Ich werde aufgefordert, zum Anwesen der Familie Cabot zu kommen, das ich bis dato noch nicht entdeckt hatte. Es geht um einen Auftrag, der sich für mich lohnen soll. Eine Markierung auf meiner Karte wird hinzugefügt. Dort angekommen stehe ich vor einer verschlossenen Tür. Ohne Deegans Einladung wäre ich hier gar nicht reingekommen. So kann ich mich per Gegensprechanlage ausweisen und darf eintreten. Deegan macht mich mit seinem Chef Jack Cabot bekannt, der mich bittet, nach dem Verbleib einer verloren gegangenen Lieferung zu forschen. Ich soll keine Fragen stellen, doch mit meiner gut entwickelten Überredungskunst gelingt es mir, ein paar Infos aus Jack herauszukitzeln. Angeblich hat sein Vater Lorenzo vor geraumer Zeit eine versunkene Stadt erforscht und dort Artefakte einer uralten, bislang unbekannt gewesenen Hochkultur entdeckt. Jack glaubt, dass sein Vater auf die Hinterlassenschaften von Außerirdischen gestoßen ist, die er für die Ahnen der Menschheit hält. Lorenzo sitzt jetzt in der Parsons-Irrenanstalt. Das alles klingt für mich ganz nach einer Geschichte von H.P. Lovecraft - kein Wunder, wir befinden uns ja in Neuengland, dem Schauplatz vieler Storys seines Cthulhu-Mythos!

Mehr ist nicht zu erfahren, vor allem nicht über den Inhalt des Koffers, den ich wiederbeschaffen soll. Irgendwas ist seltsam an diesen Leuten, und damit meine ich nicht nur die Tatsache, dass sie es geschafft haben, den Vorkriegsstandard beizubehalten, wie man in ihrem Haus gut sehen kann - so ordentlich ist es nirgendwo sonst!



Fallout 4

(Bild 34: Jack Cabot (links) und Edward Deegan)


Ich mache mich auf die Socken und stelle fest, dass der Koffer von einer Raiderbande gestohlen wurde, die sich in einer verlassenen Molkerei verschanzt hat. Die Typen sind mir nicht gewachsen und liegen bald in ihrem Blut. Sie haben eine mit einem mysteriösen Serum gefüllte Ampulle bei sich, die ich Jack bringe. Das Serum scheint sehr wichtig für ihn und seine Verwandten zu sein. Jack ist beunruhigt, denn in dem Koffer waren mehrere Ampullen und es wäre nicht gut, wenn sich die Raider das Zeug verabreicht hätten. Momentan gibt es aber andere Probleme. Emogen, Jacks Schwester, ist verschwunden. Sie hat sich einen Liebhaber angelacht, der sie nicht gehen lässt. Ich soll dafür sorgen, dass Emogen nach Hause kommt. Auch hierbei leistet mir meine Überredungskunst gute Dienste. Emogens Lover ist der Guru eines merkwürdigen Kults, über den ich jetzt nichts Näheres in Erfahrung bringe. Die Kultisten hausen in einer ehemaligen Konzertmuschel, dort wird auch Emogen festgehalten. Wie es aussieht, hatte ihr Freund ein paar Probleme mit ihr. Ich bringe ihn dazu, sie freizulassen.



Fallout 4

(Bild 35: Das Zuhause der Kultisten. Könnte die Hatch Memorial Shell sein, heißt im Spiel "Charles-Aussichtspunkt")

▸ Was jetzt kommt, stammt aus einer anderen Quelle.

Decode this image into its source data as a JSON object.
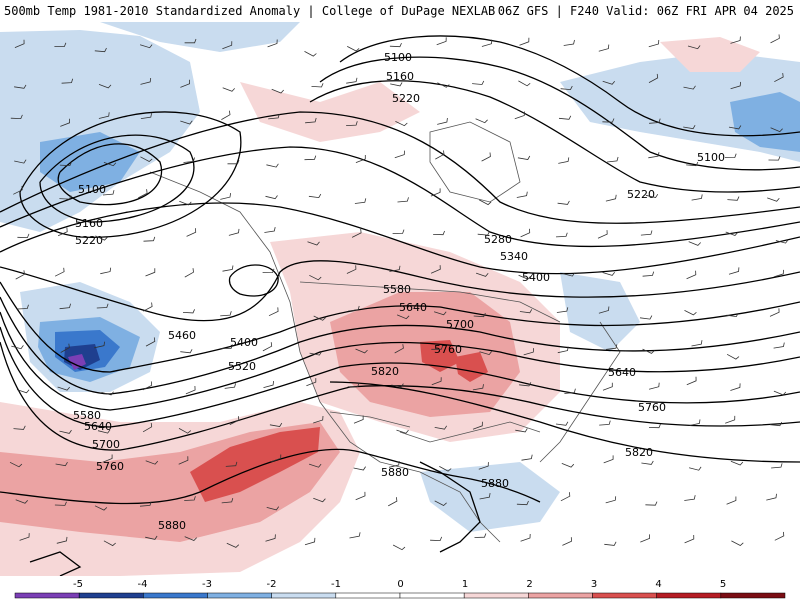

Emogen sieht aus wie eine Frau im fortgeschrittenen Alter, ist aber Jacks jüngere Schwester. Da ich den Mann für höchstens Mitte Dreißig gehalten habe, werde ich stutzig. Ich muss Emogen nicht erst davon überzeugen, dass sie nach Hause gehen soll. Sobald sie erfährt, dass es dort eine Ampulle mit besagtem Serum gibt, flitzt sie stante pede davon. Ich folge ihr und komme gerade rechtzeitig, um mitzuhören, wie Jack per Funk mit Deegan spricht. Dieser meldet, dass die Parsons-Irrenanstalt von erstaunlich mächtigen Raidern angegriffen wird. Aha, die haben also das restliche Serum genommen! Jetzt ist schnelles Handeln angesagt. Es muss unbedingt verhindert werden, dass die Raider zu Lorenzo vordringen.



Fallout 4

(Bild 36: Die Einfahrt zur Parsons-Irrenanstalt)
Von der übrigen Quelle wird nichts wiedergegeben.